El pesimismo es su estado natural; quizá por ello se maravilla y se emociona hasta el llanto cuando la vida le sonríe, como en las dos últimas temporadas, los dos Giros victoriosos, o el séptimo puesto en un Mundial. Antes, en los hoteles acechaba junto a la habitación de su jefa de filas esperando entrever desde el pasillo el color rosa que distingue a la dominadora del Giro, su prueba fetiche. Quería ver y tocar una prenda que suponía demasiado pesada para sus hombros, demasiado amplia para sus expectativas. Tuvo que atreverse y recordar que aunque colmada, nada le impedía añadir algo de ambición a su tesón.
Por todo refugio, conserva siempre a mano a sus tres hermanas, sus padres y su marido: una suerte de clan con el que difumina sus frustraciones y donde se le recuerda que la pelea es la autopista hacia el éxito.
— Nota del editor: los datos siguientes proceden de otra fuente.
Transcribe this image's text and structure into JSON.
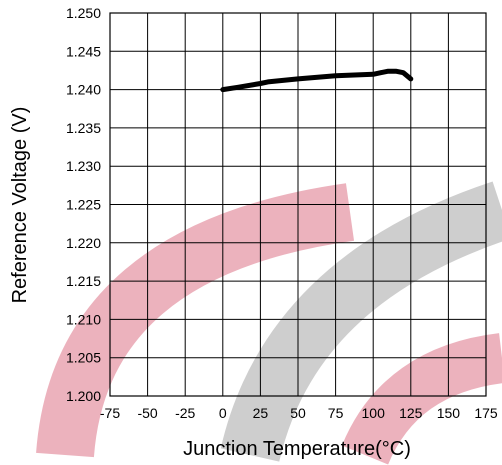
{
  "chart_data": {
    "type": "line",
    "title": "",
    "xlabel": "Junction Temperature(°C)",
    "ylabel": "Reference Voltage (V)",
    "xlim": [
      -75,
      175
    ],
    "ylim": [
      1.2,
      1.25
    ],
    "x_ticks": [
      -75,
      -50,
      -25,
      0,
      25,
      50,
      75,
      100,
      125,
      150,
      175
    ],
    "x_tick_labels": [
      "-75",
      "-50",
      "-25",
      "0",
      "25",
      "50",
      "75",
      "100",
      "125",
      "150",
      "175"
    ],
    "y_ticks": [
      1.2,
      1.205,
      1.21,
      1.215,
      1.22,
      1.225,
      1.23,
      1.235,
      1.24,
      1.245,
      1.25
    ],
    "y_tick_labels": [
      "1.200",
      "1.205",
      "1.210",
      "1.215",
      "1.220",
      "1.225",
      "1.230",
      "1.235",
      "1.240",
      "1.245",
      "1.250"
    ],
    "grid": true,
    "legend": "none",
    "series": [
      {
        "color": "#000000",
        "x": [
          0,
          10,
          25,
          30,
          50,
          75,
          100,
          105,
          110,
          115,
          120,
          125
        ],
        "y": [
          1.24,
          1.2403,
          1.2408,
          1.241,
          1.2414,
          1.2418,
          1.242,
          1.2422,
          1.2424,
          1.2424,
          1.2422,
          1.2414
        ]
      }
    ]
  },
  "colors": {
    "watermark_pink": "#e9a4b1",
    "watermark_gray": "#c9c9c9",
    "grid": "#000000",
    "line": "#000000"
  }
}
Su vida cotidiana se reduce al entrenamiento y al sacrificio, puntuado por un mes de plenitud y unos pocos días de gloria. Demasiado pocos, porque esta sociedad no ha aprendido todavía a reconocer igualitariamente los méritos de uno y otro sexo, circunstancia que asume sonriente.
Somarriba recuerda a sus allegados lo dura que resulta su profesión, el reto de su vida. Y anticipa ya sus deseos de perseguir un segundo reto, otro futuro: alcanzar la vida civil, disfrutar sin estridencias de las cosas simples cotidianas. Siempre a un salto de su familia.